Patients taking SAPROPTERIN DIHYDROCHLORIDE who experience therapy non responder should discuss this symptom with their healthcare provider to determine whether it may be related to their medication and what alternatives may be available.
THERAPY NON RESPONDER is moderately reported among SAPROPTERIN DIHYDROCHLORIDE users, representing a notable but not dominant share of adverse events.
In addition to therapy non responder, the following adverse reactions have been reported for SAPROPTERIN DIHYDROCHLORIDE:
The following drugs have also been linked to therapy non responder in FDA adverse event reports:
THERAPY NON RESPONDER has been reported as an adverse event in 350 FDA reports for SAPROPTERIN DIHYDROCHLORIDE. This does not prove causation, but indicates an association observed in post-market surveillance data.
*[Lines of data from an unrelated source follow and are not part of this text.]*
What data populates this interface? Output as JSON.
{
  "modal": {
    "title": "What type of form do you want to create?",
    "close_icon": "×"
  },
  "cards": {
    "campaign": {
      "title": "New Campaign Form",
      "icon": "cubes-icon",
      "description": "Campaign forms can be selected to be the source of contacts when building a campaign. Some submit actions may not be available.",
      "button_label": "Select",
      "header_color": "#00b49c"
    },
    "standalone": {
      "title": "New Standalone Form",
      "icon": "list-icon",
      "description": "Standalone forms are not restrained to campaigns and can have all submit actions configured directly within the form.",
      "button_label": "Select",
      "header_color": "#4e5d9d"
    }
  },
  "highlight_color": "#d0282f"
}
THERAPY NON RESPONDER accounts for approximately 4.2% of all adverse event reports for SAPROPTERIN DIHYDROCHLORIDE, making it one of the most commonly reported side effect.
If you experience therapy non responder while taking SAPROPTERIN DIHYDROCHLORIDE, contact your healthcare provider. They can evaluate whether the symptom is related to your medication and discuss potential adjustments to your treatment plan. Do not stop taking prescribed medication without consulting your doctor.